Dementia atau yang kita kenal secara umum sebagai pikun biasanya diasosiasikan dengan penurunan daya ingat seiring dengan bertambahnya usia. Jadi pikun tidak heran jika pikun biasanya dikaitkan dengan ketuaan. pun Namun kini dementia jenis baru melanda anak dan remaja yang dicirikan juga dengan penurunan daya ingat yang dikenal sebagai "digital dementia".
Kita tentunya sering mengalami misalnya untuk menghitung 8 x 9 atau 7 x 6 saja kita harus menggunakan pertolongan kalkulator, padahal generasi sebelum berkembangnya teknologi digital sebagian besar dari kita akan melatih dan mengolah informasi di otak kita sehingga tanpa kalkulator kita dapat menjawab hasil perkalian ini.
Demikian juga kalau ditanya ibukota negara tertentu, nama penyakit, rute kereta api, lokasi pasar dll sebagainya kita serta merta dengan mudahnya mengambil smartphone kita dan mencari jawabannya dengan bantuan google atau mesin pencari lainnya, padahal sebelum berkembangnya teknologi digital kita menghafalnya dan menggunakan otak kita untuk mengolah informasi ini.

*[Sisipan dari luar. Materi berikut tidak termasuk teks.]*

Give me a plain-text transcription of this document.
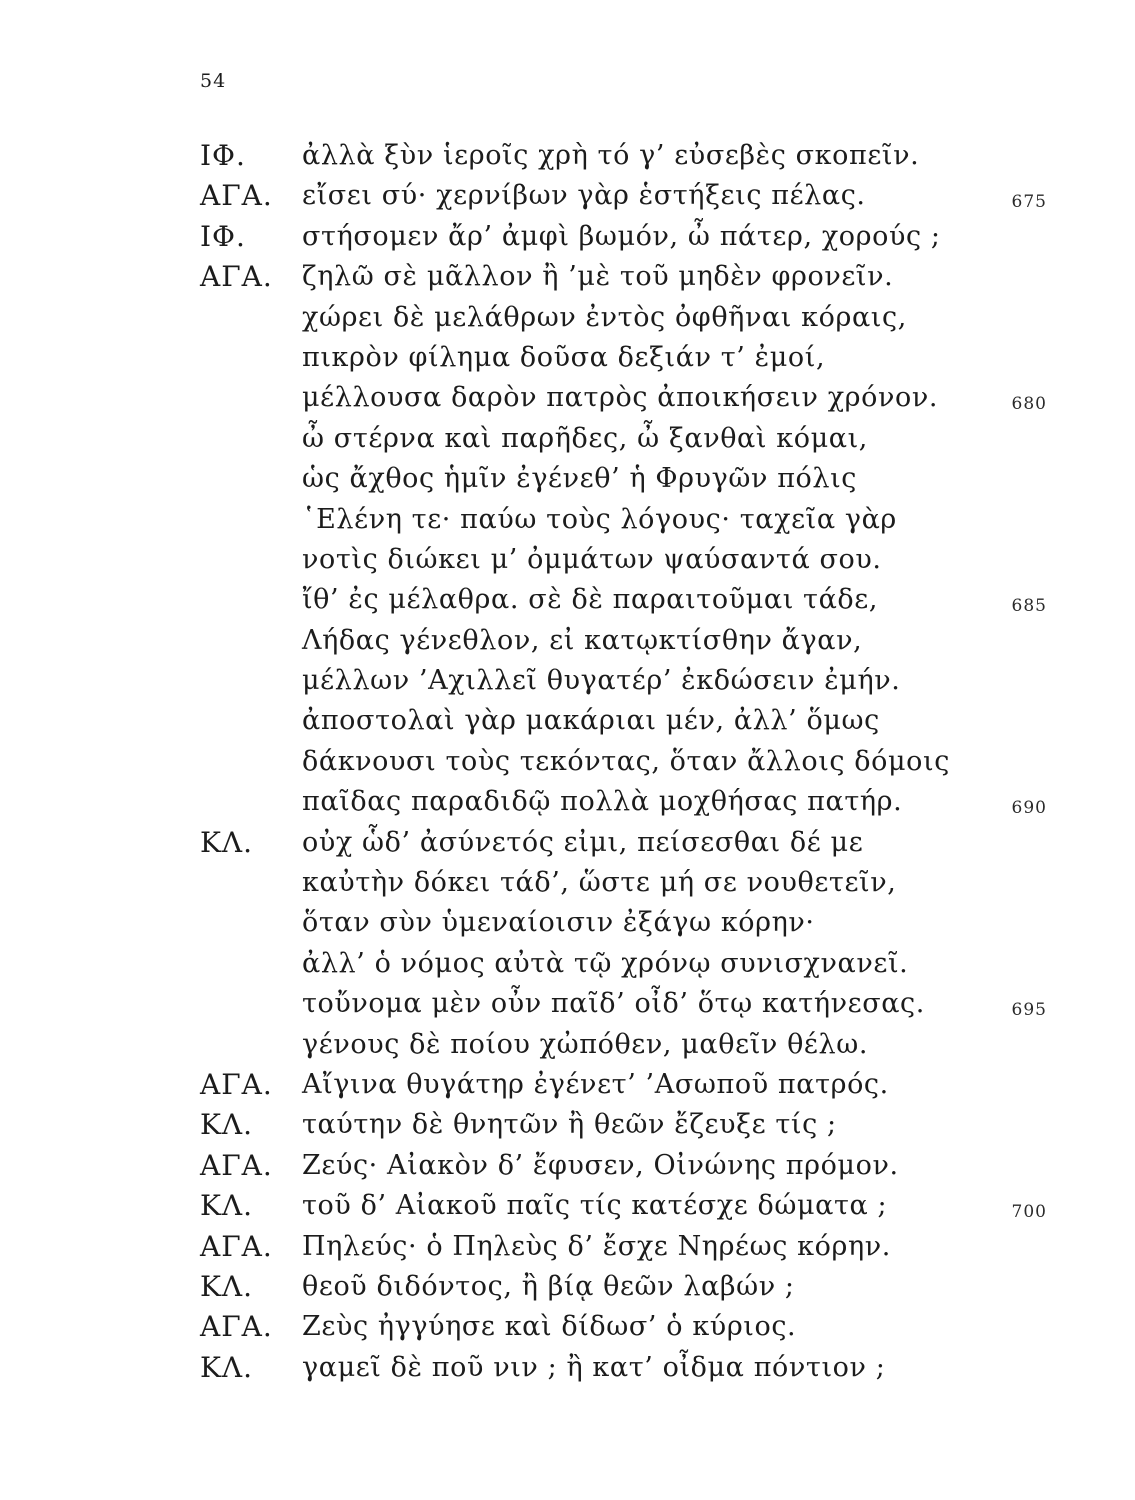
54
ΙΦ. ἀλλὰ ξὺν ἱεροῖς χρὴ τό γ’ εὐσεβὲς σκοπεῖν.
ΑΓΑ. εἴσει σύ· χερνίβων γὰρ ἑστήξεις πέλας.	675
ΙΦ. στήσομεν ἄρ’ ἀμφὶ βωμόν, ὦ πάτερ, χορούς ;
ΑΓΑ. ζηλῶ σὲ μᾶλλον ἢ ’μὲ τοῦ μηδὲν φρονεῖν.
χώρει δὲ μελάθρων ἐντὸς ὀφθῆναι κόραις,
πικρὸν φίλημα δοῦσα δεξιάν τ’ ἐμοί,
μέλλουσα δαρὸν πατρὸς ἀποικήσειν χρόνον.	680
ὦ στέρνα καὶ παρῆδες, ὦ ξανθαὶ κόμαι,
ὡς ἄχθος ἡμῖν ἐγένεθ’ ἡ Φρυγῶν πόλις
῾Ελένη τε· παύω τοὺς λόγους· ταχεῖα γὰρ
νοτὶς διώκει μ’ ὀμμάτων ψαύσαντά σου.
ἴθ’ ἐς μέλαθρα. σὲ δὲ παραιτοῦμαι τάδε,	685
Λήδας γένεθλον, εἰ κατῳκτίσθην ἄγαν,
μέλλων ’Αχιλλεῖ θυγατέρ’ ἐκδώσειν ἐμήν.
ἀποστολαὶ γὰρ μακάριαι μέν, ἀλλ’ ὅμως
δάκνουσι τοὺς τεκόντας, ὅταν ἄλλοις δόμοις
παῖδας παραδιδῷ πολλὰ μοχθήσας πατήρ.	690
ΚΛ. οὐχ ὧδ’ ἀσύνετός εἰμι, πείσεσθαι δέ με
καὐτὴν δόκει τάδ’, ὥστε μή σε νουθετεῖν,
ὅταν σὺν ὑμεναίοισιν ἐξάγω κόρην·
ἀλλ’ ὁ νόμος αὐτὰ τῷ χρόνῳ συνισχνανεῖ.
τοὔνομα μὲν οὖν παῖδ’ οἶδ’ ὅτῳ κατήνεσας.	695
γένους δὲ ποίου χὠπόθεν, μαθεῖν θέλω.
ΑΓΑ. Αἴγινα θυγάτηρ ἐγένετ’ ’Ασωποῦ πατρός.
ΚΛ. ταύτην δὲ θνητῶν ἢ θεῶν ἔζευξε τίς ;
ΑΓΑ. Ζεύς· Αἰακὸν δ’ ἔφυσεν, Οἰνώνης πρόμον.
ΚΛ. τοῦ δ’ Αἰακοῦ παῖς τίς κατέσχε δώματα ;	700
ΑΓΑ. Πηλεύς· ὁ Πηλεὺς δ’ ἔσχε Νηρέως κόρην.
ΚΛ. θεοῦ διδόντος, ἢ βίᾳ θεῶν λαβών ;
ΑΓΑ. Ζεὺς ἠγγύησε καὶ δίδωσ’ ὁ κύριος.
ΚΛ. γαμεῖ δὲ ποῦ νιν ; ἢ κατ’ οἶδμα πόντιον ;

Secara tradisional kalau kita tanya penduduk setempat, pemilik warung ataupun abang becak terkait alamat, dengan lancarnya mereka dapat memberi tau dan menerangkan arah menuju tempat tersebut tanpa harus menggunakan bantuan gadget.
Kebiasaan yang semakin meluas dan melanda generasi muda ini dikhawatirkan akan menjadi wabah dementia baru di kalangan generasi muda yang dikenal sebagai digital dementia
Apa itu Digital Dementia?
Digital Dementia oleh para pakar didefinisikan sebagai kondisi penurunan fungsi otak akibat penggunaan teknologi digital yang berlebihan. Penggunaaan komputer, smartphone dan internet yang berlebihan akan berakibat ketidak seimbangan perkembangan otak yang dicirikan dengan perkembangan otak kiri yang berlebihan, sementara itu otak bagian kanannya kurang berkembang.
Sebagaimana yang kita ketahui bagian otak kiri kita bertanggung jawab dan berfungsi dengan hal hal yang berkaitan dengan rasional, kemampuan menghitung dan kemampuan mencari dan menganalisa fakta, sedangkan bagian otak kanan kita berkaitan dengan kreativitas dan emosi.
Kurangnya penggunaan otak kanan yang dapat berujung pada kurang berkembangnya bagian otak kanan dikhawatirkan oleh pakar kesehatan akan memicu kepikunan.
Hasil studi yang mendukung kekhawatiran ini adalah semakin intensifnya penggunaan teknologi digital dimana rata rata anak anak menghabiskan waktu 7,5 jam untuk menikmati hiburan dengan menggunakan teknologi digital dan 50% rumah tangga memiliki TV. Disamping itu sekitar 68% anak usia dini secara rutin sudah mengenal tablet, 50% sudah terbiasa menggunakan smartphone dan 44% akrab menggunakan video game.
Pada tahun 2017 The Wall Street Journal memperkirakan bahwa 85% penduduk suatu negara memiliki telpon pintar.